The church is slightly odd looking from the outside with what seems to be a double nave Cherry and Pevsner (1) explain why
The original church, of 1879-88 by A R Stenning, is hidden by the pretty Perpendicular building of 1934 by G Sworder Powell which doubled its size. Symmetrical south elevation to the road, with two wide gables and low flanking porches on the slant. Arcade of exceeding wide four-centred arches.
The St James Stream appears 50 metres to the north east of the eponymous Church on the eponymous Avenue in a concrete channel, seemingly devoid of any life, other than that forcing its way betwixt fencing panel and concrete banks (the photograph to the left below).
The Stream’s last few metres continue in the broadly north western course it has been following for a while, bisecting Forster Road (above right) before a confluence of the stream with Chaffinch Brook which is flowing between Forster and Clock House Roads, around 250 metres before the waters of another tributary, South Norwood Stream join. The confluence is hidden from the public eye as it remains covered until reaching the rear gardens of the eastern side of Forster Road.
Notes
- Bridget Cherry and Nikolaus Pevsner The Buildings of England – London 2 : South (1983) p159
Census and related data come via Find My Past
The Ordnance Survey maps are on a non-commercial licence from the National Library of Scotland, Spring Park House and Monks Orchard (both 1897)
The source of the Pool River is difficult to trace.
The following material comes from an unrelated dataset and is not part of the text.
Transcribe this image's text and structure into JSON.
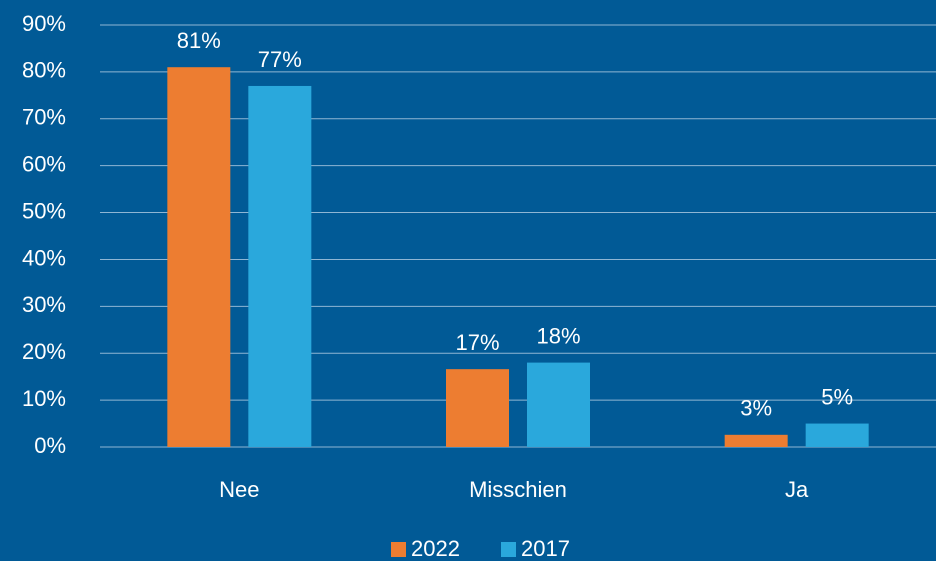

I believe that it rises near to Norwood Junction by Werndee Rd and Shinners Close and runs along the ground water sewers below Marlow and Ravenscroft roads. In old maps it was called the Boundary stream and you can detect its course from the walls on either side of the roads along this valley. It passes along the backs of the gardens in Reddons Rd and crosses behind Cator Park School into the Park. Here it meets the flow from the Chaffinch Brook and the river Beck and from now on is called the river Pool.
The lakes in Bethlem Hospital were filled in during the 1940s because patients kept throwing themselves in. The area is named after a family called Munke from the 1500s. Lewis Loyd, not Lloyd built the mansion. There was a Bronze Age settlement in the hospital grounds, relics were found during the building of the Hospital, these can be viewed by appointment at the British Museum. More relics were found in the 1970s when heating pipes were being dug, it is alleged that these were ignored because it would delay getting heat to one of the large wards.
Hi Ian
Thanks – that’s really helpful.
With the with the first part of your comment – I wasn’t aware of that stream being referred to as the Pool before – I’ve seen it called Boundary Stream, Boundary Ditch, Shire Ditch and the River Wilmore – there would be a logic in referring to it as The Pool though. I referred to it as the Wilmore when I covered it last autumn.
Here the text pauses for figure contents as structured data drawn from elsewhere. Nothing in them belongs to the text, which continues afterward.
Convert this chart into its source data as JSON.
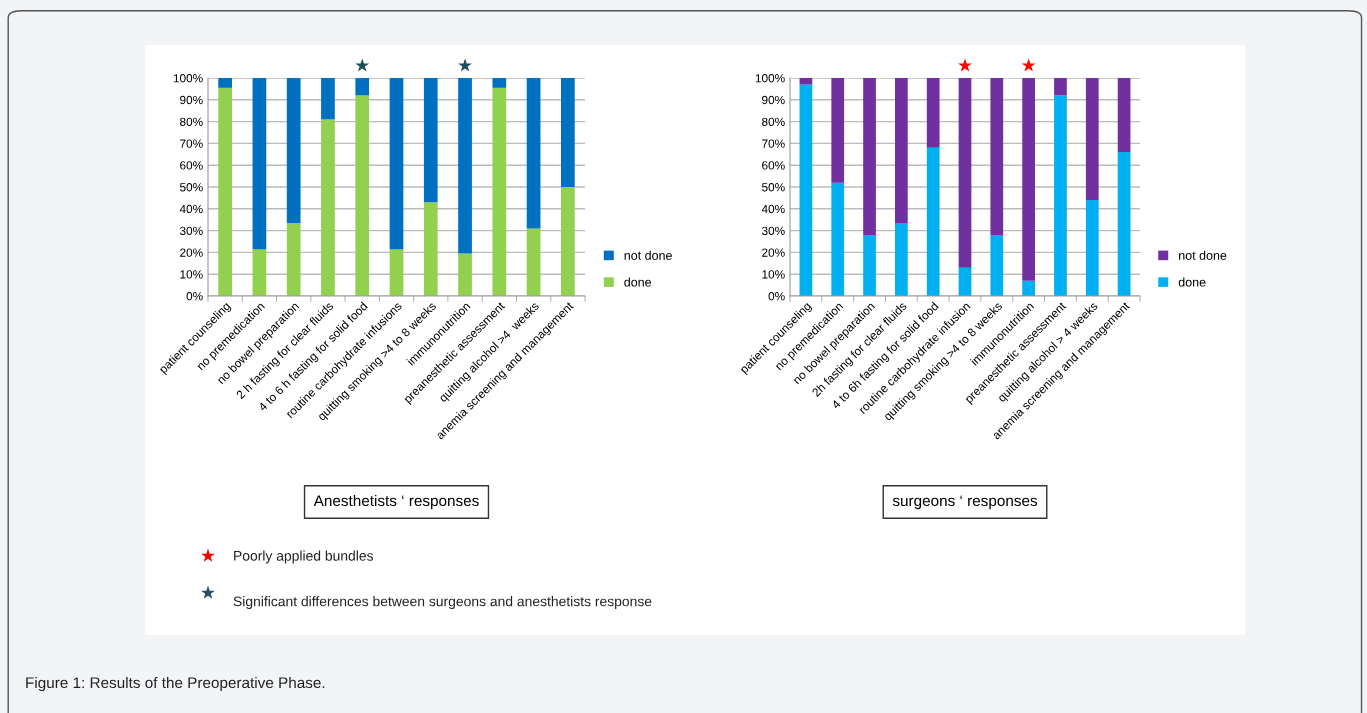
{
  "chart_data": [
    {
      "type": "bar",
      "title": "Anesthetists ‘ responses",
      "stacked": true,
      "legend": "right",
      "grid": "y",
      "categories": [
        "patient counseling",
        "no premedication",
        "no bowel preparation",
        "2 h fasting for clear fluids",
        "4 to 6 h fasting for solid food",
        "routine carbohydrate infusions",
        "quitting smoking >4 to 8 weeks",
        "immunonutrition",
        "preanesthetic assessment",
        "quitting alcohol >4  weeks",
        "anemia screening and management"
      ],
      "series": [
        {
          "name": "done",
          "color": "#92d050",
          "values": [
            95.5,
            21.5,
            33.5,
            81,
            92,
            21.5,
            43,
            19.5,
            95.5,
            31,
            50
          ]
        },
        {
          "name": "not done",
          "color": "#0070c0",
          "values": [
            4.5,
            78.5,
            66.5,
            19,
            8,
            78.5,
            57,
            80.5,
            4.5,
            69,
            50
          ]
        }
      ],
      "ylim": [
        0,
        100
      ],
      "yticks": [
        {
          "value": 0,
          "label": "0%"
        },
        {
          "value": 10,
          "label": "10%"
        },
        {
          "value": 20,
          "label": "20%"
        },
        {
          "value": 30,
          "label": "30%"
        },
        {
          "value": 40,
          "label": "40%"
        },
        {
          "value": 50,
          "label": "50%"
        },
        {
          "value": 60,
          "label": "60%"
        },
        {
          "value": 70,
          "label": "70%"
        },
        {
          "value": 80,
          "label": "80%"
        },
        {
          "value": 90,
          "label": "90%"
        },
        {
          "value": 100,
          "label": "100%"
        }
      ],
      "annotations": [
        {
          "text": "★",
          "x": "4 to 6 h fasting for solid food",
          "y": 100
        },
        {
          "text": "★",
          "x": "immunonutrition",
          "y": 100
        },
        "Poorly applied bundles",
        "Significant differences between surgeons and anesthetists response",
        "Figure 1: Results of the Preoperative Phase."
      ]
    },
    {
      "type": "bar",
      "title": "surgeons ‘ responses",
      "stacked": true,
      "legend": "right",
      "grid": "y",
      "categories": [
        "patient counseling",
        "no premedication",
        "no bowel preparation",
        "2h fasting for clear fluids",
        "4 to 6h fasting for solid food",
        "routine carbohydrate infusion",
        "quitting smoking >4 to 8 weeks",
        "immunonutrition",
        "preanesthetic assessment",
        "quitting alcohol > 4 weeks",
        "anemia screening and management"
      ],
      "series": [
        {
          "name": "done",
          "color": "#00b0f0",
          "values": [
            97,
            52,
            28,
            33.5,
            68,
            13,
            28,
            7,
            92,
            44,
            66
          ]
        },
        {
          "name": "not done",
          "color": "#7030a0",
          "values": [
            3,
            48,
            72,
            66.5,
            32,
            87,
            72,
            93,
            8,
            56,
            34
          ]
        }
      ],
      "ylim": [
        0,
        100
      ],
      "yticks": [
        {
          "value": 0,
          "label": "0%"
        },
        {
          "value": 10,
          "label": "10%"
        },
        {
          "value": 20,
          "label": "20%"
        },
        {
          "value": 30,
          "label": "30%"
        },
        {
          "value": 40,
          "label": "40%"
        },
        {
          "value": 50,
          "label": "50%"
        },
        {
          "value": 60,
          "label": "60%"
        },
        {
          "value": 70,
          "label": "70%"
        },
        {
          "value": 80,
          "label": "80%"
        },
        {
          "value": 90,
          "label": "90%"
        },
        {
          "value": 100,
          "label": "100%"
        }
      ],
      "annotations": [
        {
          "text": "★",
          "x": "routine carbohydrate infusion",
          "y": 100
        },
        {
          "text": "★",
          "x": "immunonutrition",
          "y": 100
        }
      ]
    }
  ]
}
https://runner500.wordpress.com/2018/09/20/the-river-wilmore-a-penge-stream/
With the second part, I’ll try and add in your correction and extra bits.
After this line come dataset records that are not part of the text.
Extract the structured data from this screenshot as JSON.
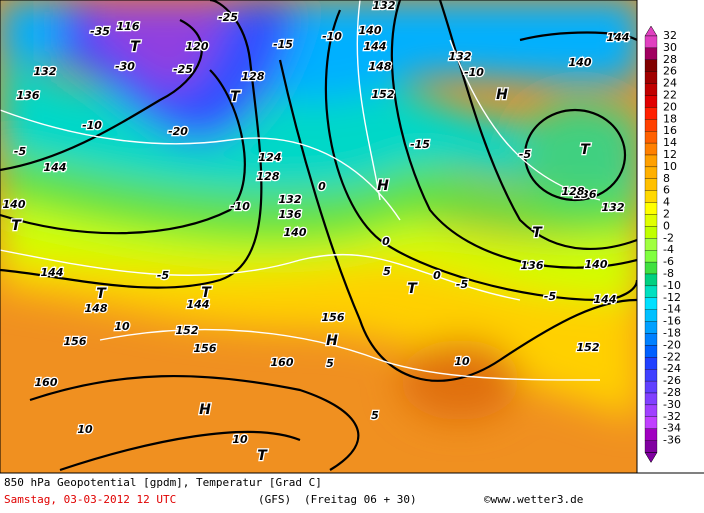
{
  "map": {
    "labels": [
      "144",
      "144",
      "144",
      "144",
      "144",
      "144",
      "140",
      "140",
      "140",
      "140",
      "140",
      "136",
      "136",
      "136",
      "136",
      "132",
      "132",
      "132",
      "132",
      "132",
      "128",
      "128",
      "128",
      "124",
      "120",
      "116",
      "152",
      "152",
      "152",
      "148",
      "148",
      "156",
      "156",
      "156",
      "160",
      "160",
      "T",
      "T",
      "T",
      "T",
      "T",
      "T",
      "T",
      "T",
      "T",
      "H",
      "H",
      "H",
      "H",
      "-10",
      "-10",
      "-10",
      "-10",
      "-5",
      "-5",
      "-5",
      "-5",
      "-5",
      "0",
      "0",
      "0",
      "5",
      "5",
      "5",
      "10",
      "10",
      "10",
      "10",
      "-15",
      "-15",
      "-20",
      "-25",
      "-25",
      "-30",
      "-35"
    ]
  },
  "colorbar": {
    "levels": [
      32,
      30,
      28,
      26,
      24,
      22,
      20,
      18,
      16,
      14,
      12,
      10,
      8,
      6,
      4,
      2,
      0,
      -2,
      -4,
      -6,
      -8,
      -10,
      -12,
      -14,
      -16,
      -18,
      -20,
      -22,
      -24,
      -26,
      -28,
      -30,
      -32,
      -34,
      -36
    ],
    "colors": [
      "#e040c0",
      "#a00060",
      "#800000",
      "#a00000",
      "#c00000",
      "#e00000",
      "#ff2000",
      "#ff4000",
      "#ff6000",
      "#ff8000",
      "#ffa000",
      "#ffb000",
      "#ffc000",
      "#ffd800",
      "#ffff00",
      "#e0ff00",
      "#c0ff00",
      "#a0ff40",
      "#80ff40",
      "#40e040",
      "#00d080",
      "#00e0c0",
      "#00e0ff",
      "#00c0ff",
      "#00a0ff",
      "#0080ff",
      "#0060ff",
      "#2040ff",
      "#4040ff",
      "#6040ff",
      "#8040ff",
      "#a040ff",
      "#c040ff",
      "#a000c0",
      "#8000a0"
    ]
  },
  "footer": {
    "title": "850 hPa Geopotential [gpdm], Temperatur [Grad C]",
    "date": "Samstag, 03-03-2012  12 UTC",
    "model": "(GFS)",
    "run": "(Freitag 06 + 30)",
    "source": "©www.wetter3.de"
  }
}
Thanks so much for taking the time to comment, it really is appreciated.
Paul
I grew up in St James’ Vicarage and recall that the concrete channel on the north side of St. James’s Avenue was constructed in 1969 after the unprecedented rainfall of 14/15 September 1968 when the stream burst its banks, flooding houses on the south side of the avenue. The original stream would often overflow its west bank into the ‘water field’ where there were many newts and frogs. That bank also had a line of tall elm trees, which had succumbed to Dutch elm disease, and were removed during construction of the channel.